Integrated In Vitro and In Silico Characterization of 5-Hydroxyferulic Acid: Antioxidant, Anti-Inflammatory, Anti-Hemolytic, and Cytotoxic Potential

Abstract

In the pursuit of novel antioxidant and anti-inflammatory agents, we investigated 5-hydroxyferulic acid (5-OHFA), a hydroxylated derivative of the well-known phenolic compound ferulic acid (FA).
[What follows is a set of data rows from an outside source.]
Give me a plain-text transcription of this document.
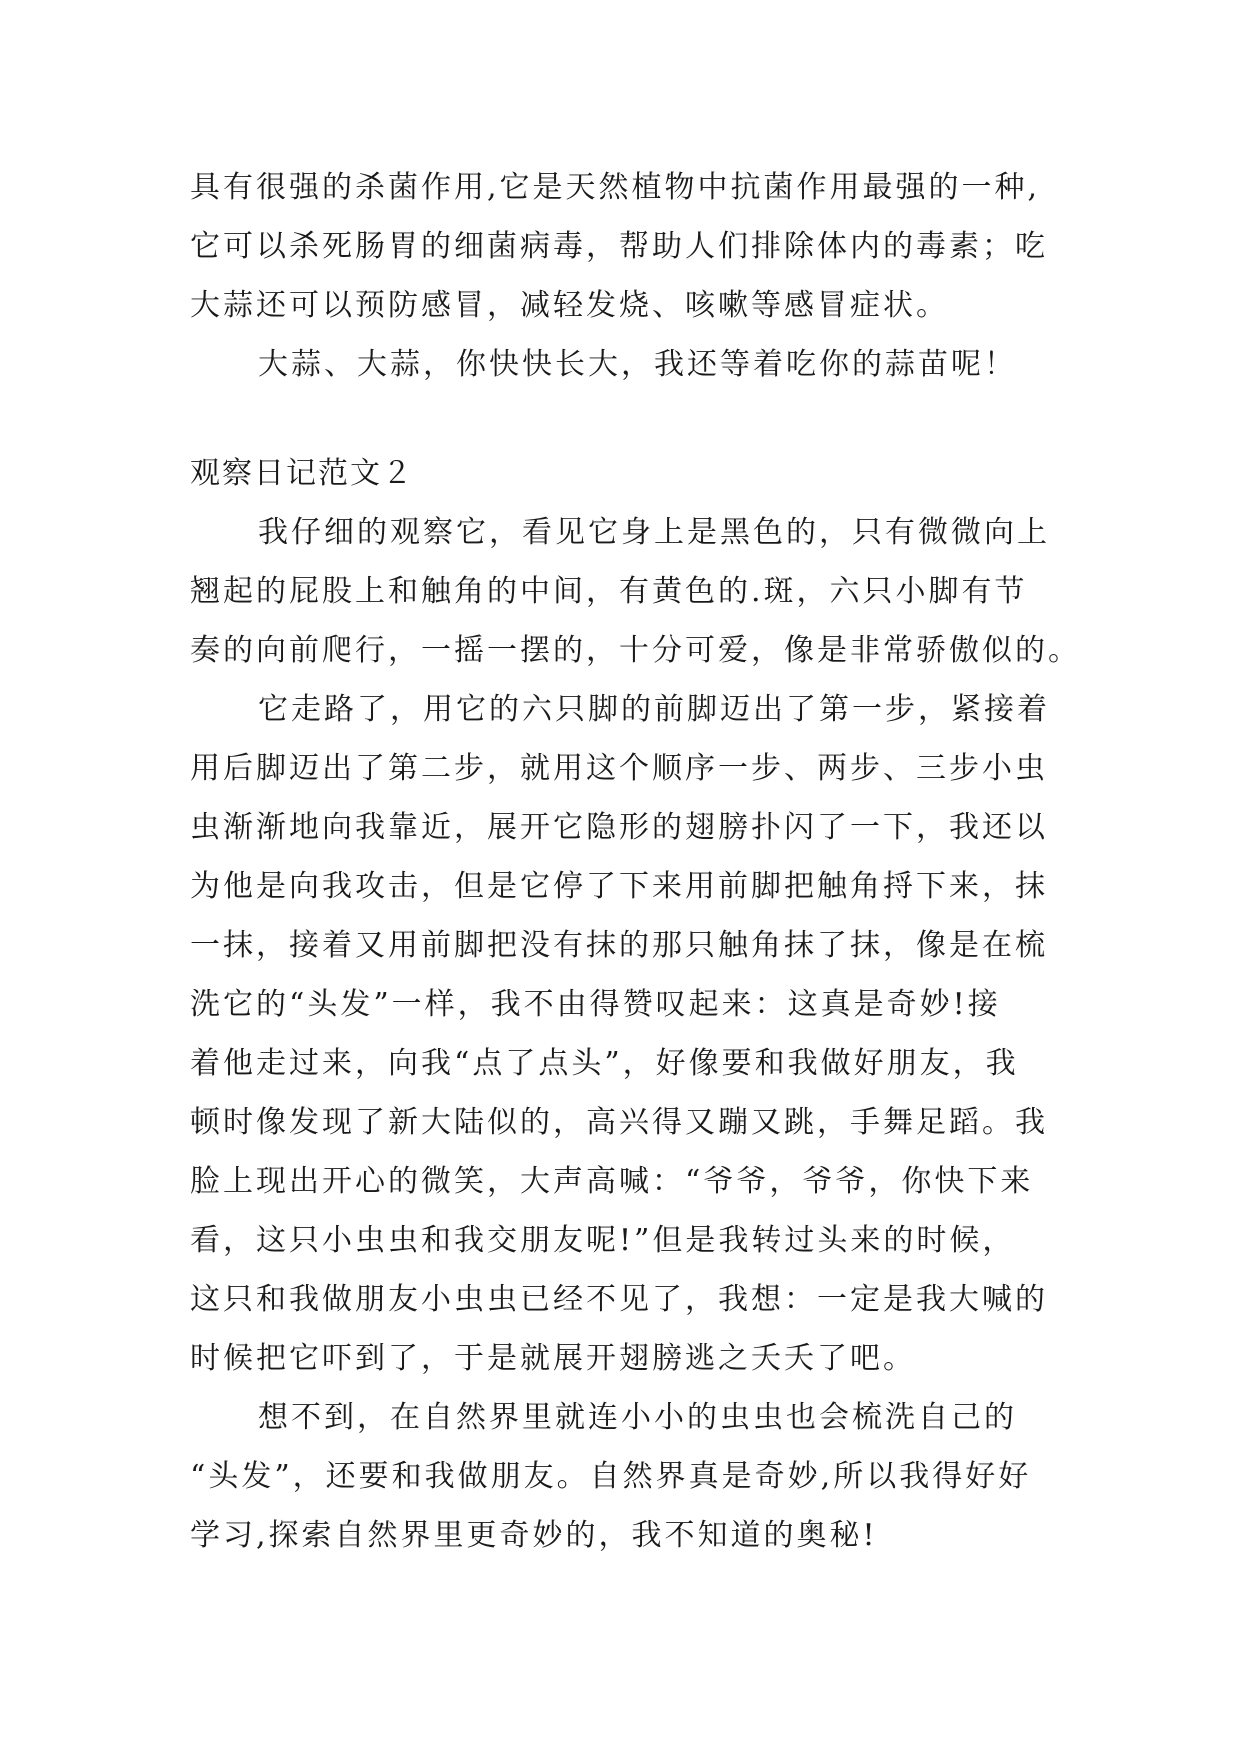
具有很强的杀菌作用,它是天然植物中抗菌作用最强的一种,
它可以杀死肠胃的细菌病毒，帮助人们排除体内的毒素；吃
大蒜还可以预防感冒，减轻发烧、咳嗽等感冒症状。
大蒜、大蒜，你快快长大，我还等着吃你的蒜苗呢！
观察日记范文２
我仔细的观察它，看见它身上是黑色的，只有微微向上
翘起的屁股上和触角的中间，有黄色的.斑，六只小脚有节
奏的向前爬行，一摇一摆的，十分可爱，像是非常骄傲似的。
它走路了，用它的六只脚的前脚迈出了第一步，紧接着
用后脚迈出了第二步，就用这个顺序一步、两步、三步小虫
虫渐渐地向我靠近，展开它隐形的翅膀扑闪了一下，我还以
为他是向我攻击，但是它停了下来用前脚把触角捋下来，抹
一抹，接着又用前脚把没有抹的那只触角抹了抹，像是在梳
洗它的“头发”一样，我不由得赞叹起来：这真是奇妙!接
着他走过来，向我“点了点头”，好像要和我做好朋友，我
顿时像发现了新大陆似的，高兴得又蹦又跳，手舞足蹈。我
脸上现出开心的微笑，大声高喊：“爷爷，爷爷，你快下来
看，这只小虫虫和我交朋友呢!”但是我转过头来的时候，
这只和我做朋友小虫虫已经不见了，我想：一定是我大喊的
时候把它吓到了，于是就展开翅膀逃之夭夭了吧。
想不到，在自然界里就连小小的虫虫也会梳洗自己的
“头发”，还要和我做朋友。自然界真是奇妙,所以我得好好
学习,探索自然界里更奇妙的，我不知道的奥秘!
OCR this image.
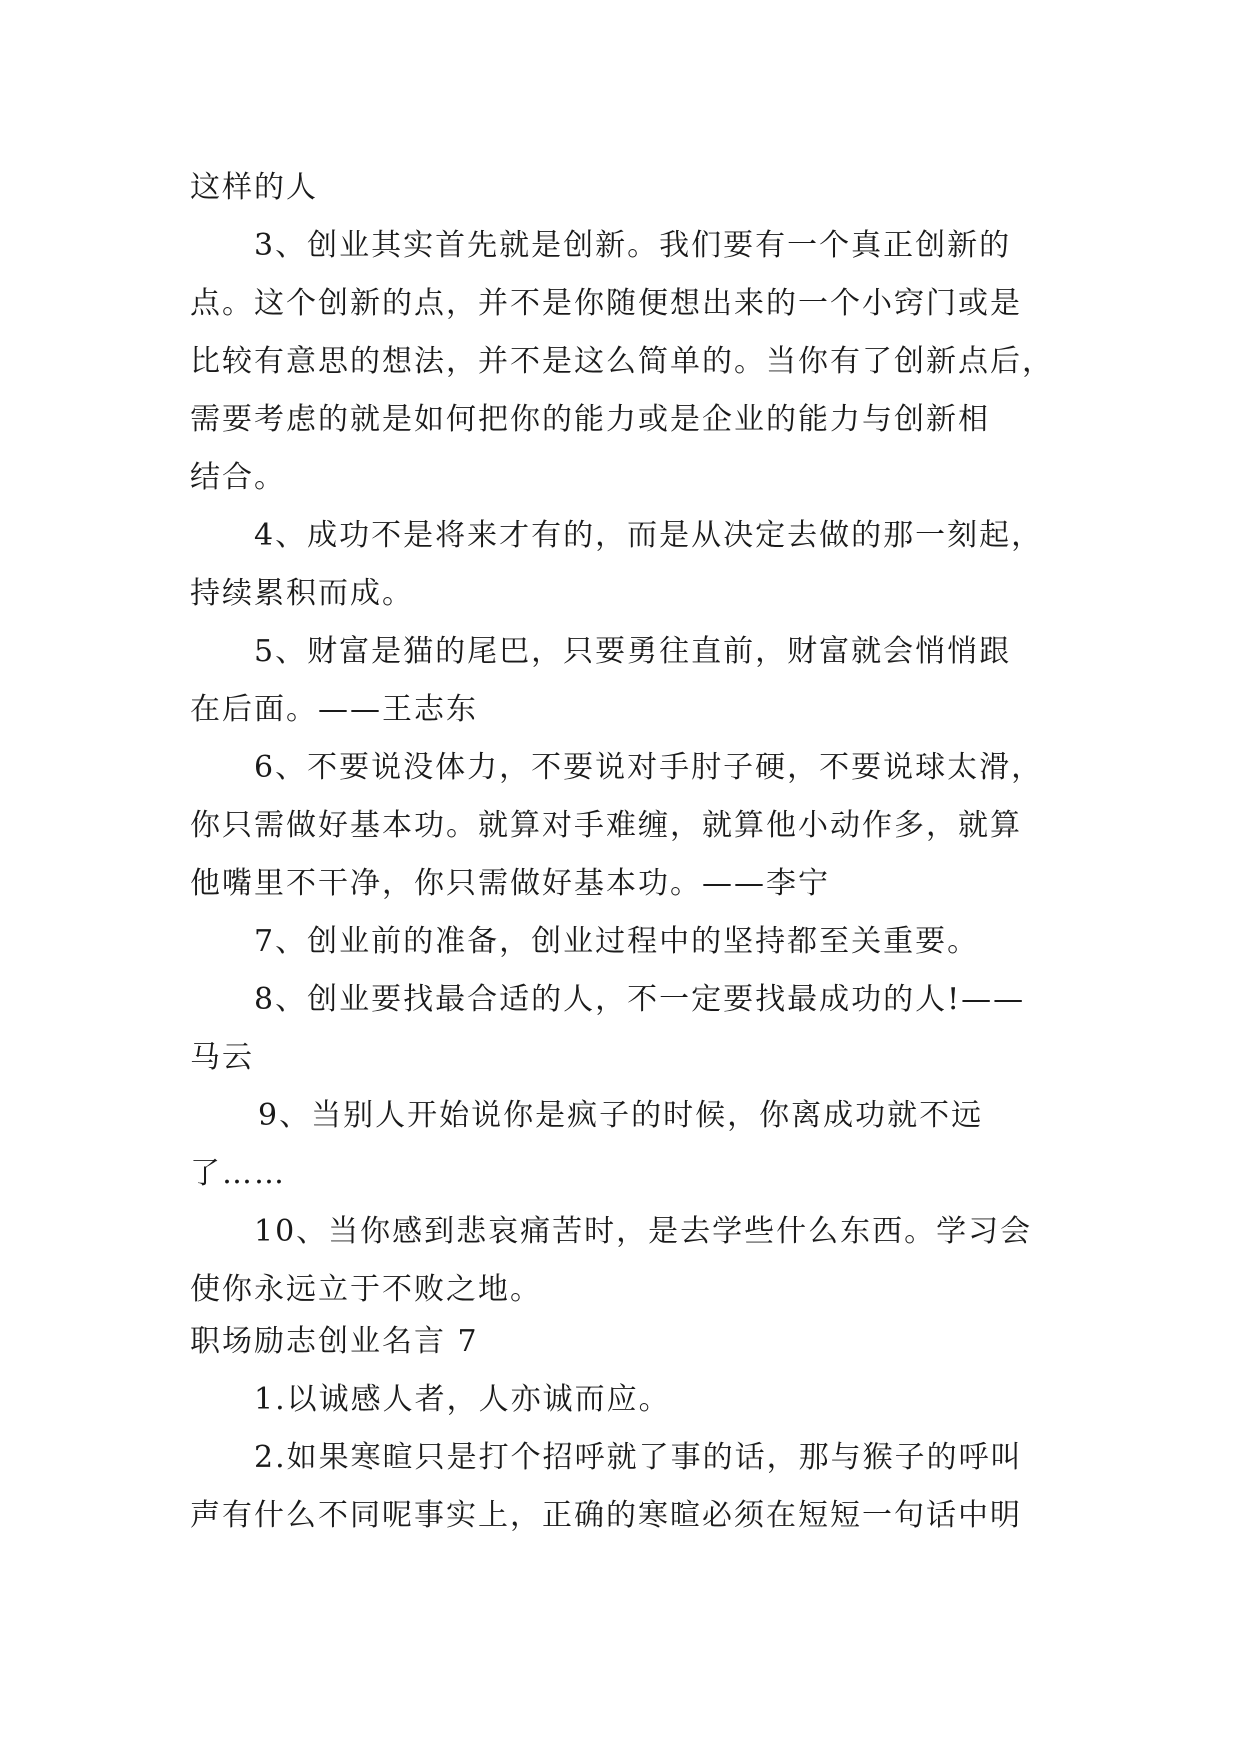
这样的人
3、创业其实首先就是创新。我们要有一个真正创新的
点。这个创新的点，并不是你随便想出来的一个小窍门或是
比较有意思的想法，并不是这么简单的。当你有了创新点后，
需要考虑的就是如何把你的能力或是企业的能力与创新相
结合。
4、成功不是将来才有的，而是从决定去做的那一刻起，
持续累积而成。
5、财富是猫的尾巴，只要勇往直前，财富就会悄悄跟
在后面。——王志东
6、不要说没体力，不要说对手肘子硬，不要说球太滑，
你只需做好基本功。就算对手难缠，就算他小动作多，就算
他嘴里不干净，你只需做好基本功。——李宁
7、创业前的准备，创业过程中的坚持都至关重要。
8、创业要找最合适的人，不一定要找最成功的人!——
马云
9、当别人开始说你是疯子的时候，你离成功就不远
了……
10、当你感到悲哀痛苦时，是去学些什么东西。学习会
使你永远立于不败之地。
职场励志创业名言 7
1.以诚感人者，人亦诚而应。
2.如果寒暄只是打个招呼就了事的话，那与猴子的呼叫
声有什么不同呢事实上，正确的寒暄必须在短短一句话中明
This study aimed to determine whether structural modification enhances the biological activity of FA. To this end, both compounds were subjected to a series of in vitro antioxidant assays (DPPH, ABTS, FRAP, and Fe(II)-chelating) and anti-inflammatory evaluations, complemented by in silico predictions. 5-OHFA consistently exhibited superior antioxidant capacity, with significantly lower IC50 values than FA based on literature-reported values: 11.89 ± 0.20 versus 66 ± 2.3 µM (DPPH), 9.51 ± 0.15 versus 183.08 ± 2.30 µM (ABTS), 5.94 ± 0.09 versus 4.73 ± 0.14 µM (FRAP), and 36.31 ± 1.36 versus 270.27 ± 1.14 µM (Fe2+ chelation). It also demonstrated stronger anti-inflammatory potential in protein denaturation assays using egg albumin and bovine serum albumin (BSA). Although 5-OHFA showed slightly greater hemolytic activity (IC50 = 23.78 ± 1.48 µM) than FA, based on literature-reported values (37.64 ± 2.01 µM), both remained within biologically acceptable limits. In silico analyses using SwissADME and ProTox III supported the experimental findings, predicting good oral bioavailability, high gastrointestinal absorption, mild blood–brain barrier permeability, and no significant toxicity for 5-OHFA. Molecular docking studies further revealed stronger binding affinities of 5-OHFA to key oxidative and inflammatory targets, including NADPH oxidase (2CDU), xanthine oxidase (1FIQ), 5-lipoxygenase (3O8Y), cyclooxygenase-2 (3LN1), myeloperoxidase (1DNU), and the EGFR enzyme's active pocket (1M17). Overall, the data suggest that 5-OHFA possesses enhanced bioactivity relative to its parent compound FA, supporting its potential as a promising multifunctional candidate for pharmaceutical or nutraceutical development.